Classroom 4, Hudson Beare Building
"Time for Temporal Imaging: A 320x240 Oversampled Digital Single Photon Counting Image Sensor"
Mr. Neale Dutton, Institute for Integrated Micro and Nano Systems
Single photon avalanche diodes (SPAD) are the ultimate imaging detection method. Each photon is immediately represented as a spiking digital pulse whose leading edge signals the photon’s time of arrival with picosecond precision. SPADs have recently been proposed for the digital film sensor or Quanta Image Sensor (QIS) concept: to create a single photon oversampled binary camera with billions of pixels. The aim of our research is to examine the suggestion that CMOS SPADs could be compactly and efficiently arranged alongside analogue pixel electronics to form scalable pixel building blocks to produce megapixel time-resolved single photon image sensors to be exploited in a range of applications. This presentation will focus on our recent work creating a high spatial and temporal resolution 320x240 SPAD-based camera.
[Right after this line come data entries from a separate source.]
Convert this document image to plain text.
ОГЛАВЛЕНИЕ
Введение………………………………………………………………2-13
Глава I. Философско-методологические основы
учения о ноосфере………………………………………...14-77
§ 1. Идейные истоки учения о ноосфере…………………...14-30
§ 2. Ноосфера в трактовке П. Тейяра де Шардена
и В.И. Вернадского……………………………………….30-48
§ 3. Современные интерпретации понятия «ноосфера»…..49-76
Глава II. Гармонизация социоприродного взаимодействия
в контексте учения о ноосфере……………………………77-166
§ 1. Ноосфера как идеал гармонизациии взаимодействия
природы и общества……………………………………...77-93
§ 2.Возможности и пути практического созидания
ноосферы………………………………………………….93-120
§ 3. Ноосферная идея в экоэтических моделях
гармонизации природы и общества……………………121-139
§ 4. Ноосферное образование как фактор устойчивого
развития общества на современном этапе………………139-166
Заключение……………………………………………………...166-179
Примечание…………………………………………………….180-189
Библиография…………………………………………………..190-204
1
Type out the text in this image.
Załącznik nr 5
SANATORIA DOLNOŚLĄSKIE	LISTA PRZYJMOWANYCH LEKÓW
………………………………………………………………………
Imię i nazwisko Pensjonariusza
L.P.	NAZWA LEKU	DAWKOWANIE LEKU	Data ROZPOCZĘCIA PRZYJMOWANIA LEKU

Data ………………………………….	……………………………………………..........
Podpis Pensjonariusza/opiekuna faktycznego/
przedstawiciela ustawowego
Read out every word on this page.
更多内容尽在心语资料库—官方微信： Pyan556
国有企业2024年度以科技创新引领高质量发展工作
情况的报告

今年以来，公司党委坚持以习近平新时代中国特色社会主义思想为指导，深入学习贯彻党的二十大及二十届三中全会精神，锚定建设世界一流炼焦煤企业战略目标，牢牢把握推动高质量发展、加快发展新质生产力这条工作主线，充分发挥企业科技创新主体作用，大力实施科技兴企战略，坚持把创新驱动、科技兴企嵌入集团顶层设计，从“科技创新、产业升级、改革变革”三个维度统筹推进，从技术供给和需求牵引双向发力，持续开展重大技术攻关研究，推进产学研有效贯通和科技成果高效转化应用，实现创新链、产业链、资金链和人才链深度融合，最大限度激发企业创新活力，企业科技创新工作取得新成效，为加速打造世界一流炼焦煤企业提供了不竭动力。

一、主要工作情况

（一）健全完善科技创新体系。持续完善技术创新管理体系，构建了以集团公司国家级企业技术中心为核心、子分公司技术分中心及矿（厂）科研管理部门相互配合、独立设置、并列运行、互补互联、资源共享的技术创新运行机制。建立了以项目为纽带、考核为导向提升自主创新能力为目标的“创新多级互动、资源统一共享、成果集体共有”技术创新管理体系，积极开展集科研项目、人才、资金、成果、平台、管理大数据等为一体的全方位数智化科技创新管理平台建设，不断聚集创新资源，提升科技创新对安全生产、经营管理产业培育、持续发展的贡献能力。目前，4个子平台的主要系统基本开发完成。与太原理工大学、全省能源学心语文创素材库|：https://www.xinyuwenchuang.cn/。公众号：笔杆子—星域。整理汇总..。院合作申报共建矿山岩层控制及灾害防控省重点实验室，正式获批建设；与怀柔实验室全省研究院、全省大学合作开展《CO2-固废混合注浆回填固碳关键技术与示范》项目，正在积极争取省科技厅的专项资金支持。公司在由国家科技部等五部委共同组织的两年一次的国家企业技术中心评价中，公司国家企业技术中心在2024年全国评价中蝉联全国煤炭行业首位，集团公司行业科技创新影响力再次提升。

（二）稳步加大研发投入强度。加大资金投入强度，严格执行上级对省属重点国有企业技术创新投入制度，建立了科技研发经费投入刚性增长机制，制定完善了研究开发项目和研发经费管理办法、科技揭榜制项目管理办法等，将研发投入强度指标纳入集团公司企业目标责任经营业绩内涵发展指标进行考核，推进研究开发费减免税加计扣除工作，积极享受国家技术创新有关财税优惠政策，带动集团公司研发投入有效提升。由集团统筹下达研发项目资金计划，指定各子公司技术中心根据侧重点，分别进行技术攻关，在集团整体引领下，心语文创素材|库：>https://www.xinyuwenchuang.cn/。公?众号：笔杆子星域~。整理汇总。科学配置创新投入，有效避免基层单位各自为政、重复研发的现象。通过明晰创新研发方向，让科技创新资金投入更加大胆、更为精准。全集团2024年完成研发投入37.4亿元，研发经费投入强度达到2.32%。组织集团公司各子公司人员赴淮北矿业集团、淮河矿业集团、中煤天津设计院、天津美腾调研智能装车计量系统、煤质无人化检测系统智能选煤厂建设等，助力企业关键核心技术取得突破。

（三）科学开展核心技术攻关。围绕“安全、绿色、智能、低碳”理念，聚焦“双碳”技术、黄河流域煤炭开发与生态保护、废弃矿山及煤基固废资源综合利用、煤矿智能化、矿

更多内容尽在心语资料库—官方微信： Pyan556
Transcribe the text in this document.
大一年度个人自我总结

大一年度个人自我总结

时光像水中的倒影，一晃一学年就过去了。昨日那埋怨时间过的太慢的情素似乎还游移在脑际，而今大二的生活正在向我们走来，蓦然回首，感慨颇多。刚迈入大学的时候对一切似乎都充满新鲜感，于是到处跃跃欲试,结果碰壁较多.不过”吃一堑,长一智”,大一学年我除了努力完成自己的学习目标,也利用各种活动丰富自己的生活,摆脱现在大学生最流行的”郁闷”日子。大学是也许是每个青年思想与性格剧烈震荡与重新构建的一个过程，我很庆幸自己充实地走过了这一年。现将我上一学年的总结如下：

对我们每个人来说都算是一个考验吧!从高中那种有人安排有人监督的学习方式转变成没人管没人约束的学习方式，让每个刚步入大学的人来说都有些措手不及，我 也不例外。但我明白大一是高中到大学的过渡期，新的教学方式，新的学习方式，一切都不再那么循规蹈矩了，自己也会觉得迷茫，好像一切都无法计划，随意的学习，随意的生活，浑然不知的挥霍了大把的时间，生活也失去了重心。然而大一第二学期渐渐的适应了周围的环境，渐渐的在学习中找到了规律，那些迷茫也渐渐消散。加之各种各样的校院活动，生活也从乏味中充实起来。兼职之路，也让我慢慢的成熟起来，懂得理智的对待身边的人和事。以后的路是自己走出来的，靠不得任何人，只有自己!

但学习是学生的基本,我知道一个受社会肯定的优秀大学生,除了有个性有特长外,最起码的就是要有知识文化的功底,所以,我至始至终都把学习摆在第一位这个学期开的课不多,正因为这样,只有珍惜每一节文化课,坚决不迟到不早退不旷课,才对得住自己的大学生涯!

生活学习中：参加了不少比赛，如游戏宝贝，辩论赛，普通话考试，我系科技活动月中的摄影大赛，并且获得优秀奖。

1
The single photon counting image sensor is implemented in 0.13μm imaging CMOS with state of the art 8μm pixel pitch at 26.8% fill factor. The imager is demonstrated operating as a global shutter (GS) oversampled binary image sensor reading out at 5.14kFPS. Frames are accumulated in real time on FPGA to construct a 256 photon/8bit output image at 20FPS.
Neale Dutton is a final year PhD student in IMNS in Dr Robert Henderson's "CMOS Sensors and Systems" research group. He is supervised by Dr Henderson and Prof Ian Underwood. His research interests are in time-resolved imaging, single photon imaging, 3D vision, time of flight imaging and mixed-signal system design.